No entanto, essa guerra mudou muitas coisas, tanto para o vencedor quanto para o perdedor. Na Inglaterra, a vida política se radicalizou, a imprensa se tornou mais virulenta, as pessoas são agora um elemento a ser considerado e não apenas o parlamento. Da mesma forma, a questão da tributação na América, que surge após as dívidas geradas pela guerra, lança as bases para a futura Revolução Americana. Na França, o patriotismo se espalhou por toda parte, é onipresente na paisagem cultural e literária e já anuncia os padrões de pensamento em ação durante a Revolução; Edmond Dziembowski mostra em particular que existem avatares da Marselhesa desse período.

Nossa opinião

Este livro fornece uma boa compreensão de quão importante foi essa conflagração e como ela ajudou a moldar uma Europa cujas grandes potências permaneceriam as mesmas até a Primeira Guerra Mundial.

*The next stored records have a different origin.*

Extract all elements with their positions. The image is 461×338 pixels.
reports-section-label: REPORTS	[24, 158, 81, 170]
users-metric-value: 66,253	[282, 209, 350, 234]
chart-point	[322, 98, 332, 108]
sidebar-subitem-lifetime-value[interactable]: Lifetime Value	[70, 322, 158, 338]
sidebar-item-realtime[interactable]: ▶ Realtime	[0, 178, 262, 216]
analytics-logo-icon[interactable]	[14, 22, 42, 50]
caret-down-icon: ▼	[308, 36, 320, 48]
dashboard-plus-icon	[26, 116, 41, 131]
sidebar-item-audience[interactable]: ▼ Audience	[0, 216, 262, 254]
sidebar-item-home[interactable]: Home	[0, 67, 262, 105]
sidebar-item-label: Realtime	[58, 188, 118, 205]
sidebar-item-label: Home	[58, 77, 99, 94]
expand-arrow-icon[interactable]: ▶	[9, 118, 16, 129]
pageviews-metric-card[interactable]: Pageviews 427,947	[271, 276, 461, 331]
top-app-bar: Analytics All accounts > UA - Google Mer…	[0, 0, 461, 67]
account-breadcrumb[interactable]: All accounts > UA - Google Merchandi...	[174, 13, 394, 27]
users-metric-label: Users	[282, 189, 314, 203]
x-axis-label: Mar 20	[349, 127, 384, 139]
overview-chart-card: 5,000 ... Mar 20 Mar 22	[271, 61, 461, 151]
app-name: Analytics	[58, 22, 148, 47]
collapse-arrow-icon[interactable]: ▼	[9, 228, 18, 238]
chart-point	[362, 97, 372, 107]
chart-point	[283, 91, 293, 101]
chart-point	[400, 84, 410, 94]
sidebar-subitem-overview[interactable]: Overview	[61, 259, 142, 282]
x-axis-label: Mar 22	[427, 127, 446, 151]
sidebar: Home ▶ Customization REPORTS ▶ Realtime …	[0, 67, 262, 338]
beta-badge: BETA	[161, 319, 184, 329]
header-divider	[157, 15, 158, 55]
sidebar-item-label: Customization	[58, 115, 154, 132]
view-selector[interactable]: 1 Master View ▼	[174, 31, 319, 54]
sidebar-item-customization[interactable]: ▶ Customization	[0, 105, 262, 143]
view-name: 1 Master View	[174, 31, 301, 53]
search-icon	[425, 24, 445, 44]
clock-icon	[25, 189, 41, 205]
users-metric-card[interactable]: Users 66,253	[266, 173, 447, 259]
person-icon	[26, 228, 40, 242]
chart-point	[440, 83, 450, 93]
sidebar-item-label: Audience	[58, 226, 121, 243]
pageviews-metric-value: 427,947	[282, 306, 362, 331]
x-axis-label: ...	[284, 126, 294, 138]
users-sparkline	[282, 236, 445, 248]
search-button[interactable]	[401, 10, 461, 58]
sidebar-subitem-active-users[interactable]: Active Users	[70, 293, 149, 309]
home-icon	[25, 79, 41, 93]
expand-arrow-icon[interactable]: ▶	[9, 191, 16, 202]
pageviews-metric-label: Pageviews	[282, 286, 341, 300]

Também derrota em grande parte a ideia de uma "guerra das rendas", ainda muitas vezes associada ao século XVIII.

Dziembowski também se esforça para mostrar o importante papel que a propaganda pode ter desempenhado durante esses anos. A análise é notável e aí encontramos os temas preferidos do autor. Estas são, sem dúvida, as páginas mais fascinantes. Na verdade, se a produção de uma síntese moderna exigiu a descrição das diferentes fases do conflito, esta grande obra inclui, portanto, muitas páginas da história da batalha. Ao fazê-lo, corre o risco de cair das mãos de quem não o aprecia particularmente. Além disso, na medida em que é publicado em parceria com o Ministério da Defesa, esse tropismo é ainda mais explicado. Mesmo assim, lamentamos um pouco, porque também parece gerar um estilo bastante obsoleto, com o qual o autor geralmente não está familiarizado. Talvez devêssemos suspeitar de conselhos editoriais. Com efeito, este desuso também contribui para tornar esta obra uma peça cortada por determinados preços, em particular da Academia Francesa. Além disso, não é surpreendente que ele tenha vencido o Prix Guizot. Da mesma forma, o Prêmio Chateaubriand, concedido pelo Conselho Geral do Hauts-de-Seine e que nada tem a invejar da Academia Francesa em termos de conservadorismo, foi-lhe atribuído mais recentemente. Esperançosamente, no futuro, é também o trabalho mais inovador de Dziembowski que será reconhecido desta forma.

Edmond Dziembowski, The Seven Years 'War, 1756-1763, Perrin, 2015.


Vídeo: A GUERRA DOS SETE ANOS 1756-1763 E SUAS CONSEQUÊNCIAS (Setembro 2021).